The Russian criticism of “Indo-Pacific strategy” has become strident. This is happening at a time when tensions are rising in the Taiwan Straits and the Quad plans to hold a meeting for the first time in Japan in October.
On September 17, the Kremlin expressed alarm that “the military activities of non-regional powers” (read the US and its allies) are causing tensions and the Eastern Military District based in Khabarovsk, one of Russia’s four strategic commands, is being reinforced with a mixed aviation division command unit and an air defence brigade.
The US cannot win this contestation by its very nature. The Quad is useless since three out of its four members — Japan and India — have no reason to regard Russia as a revisionist power or to be hostile toward it. Some American pundits say the answer lies in the US reverting to its transatlantic ties, which Trump neglected, and Biden can energise Euro-Atlanticism in Europe overnight. But that is not as simple as it sounds.

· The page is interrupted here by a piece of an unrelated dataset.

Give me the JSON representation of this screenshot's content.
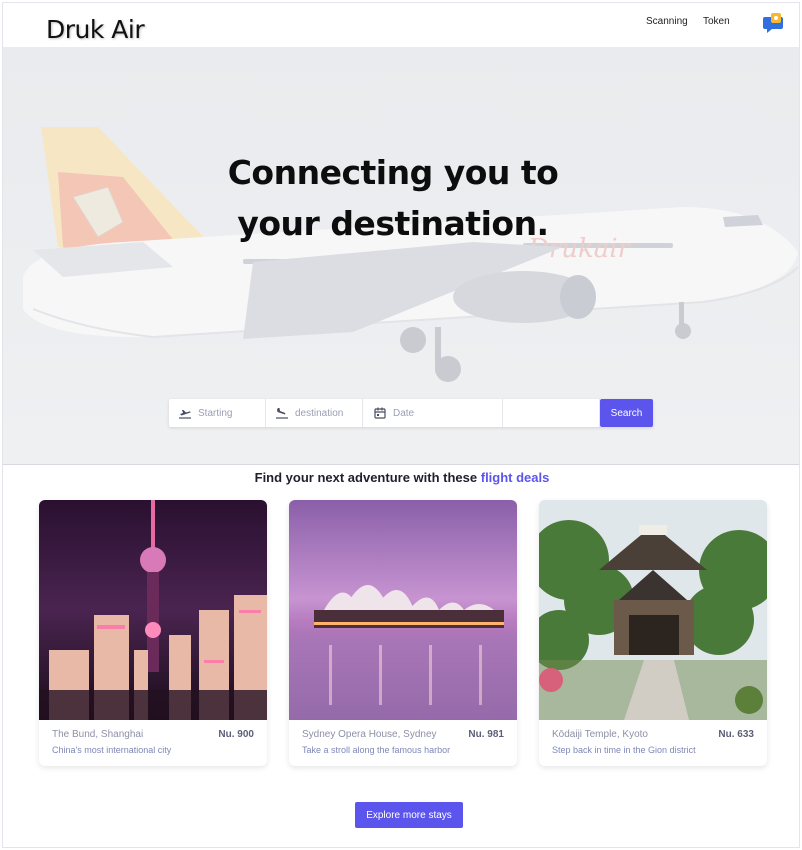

The point is, as the former German Foreign Minister Joschka Fischer once wrote, the growing transatlantic “rift” is borne out of an alienation — a mix of disagreements, lack of mutual trust and respect, and divergent priorities — that dates back to the pre-Trump era, and it will not end even after a new incumbent enters the White House. Besides, there are many European states who do not share the US’ hostility toward Russia and China.
The paradox of the Sino-Soviet alliance lies here. The US cannot overwhelm that alliance unless it defeats both China and Russia together, simultaneously. The alliance, meanwhile, also happens to be on the right side of history. Time works in its favour, as the decline of the US in relative comprehensive national power and global influence keeps advancing and the world gets used to the “post-American century.”
Clearly, the leaderships in Moscow and Beijing weaned on dialectical materialism have done their homework while building their alliance attuned to the 21st century.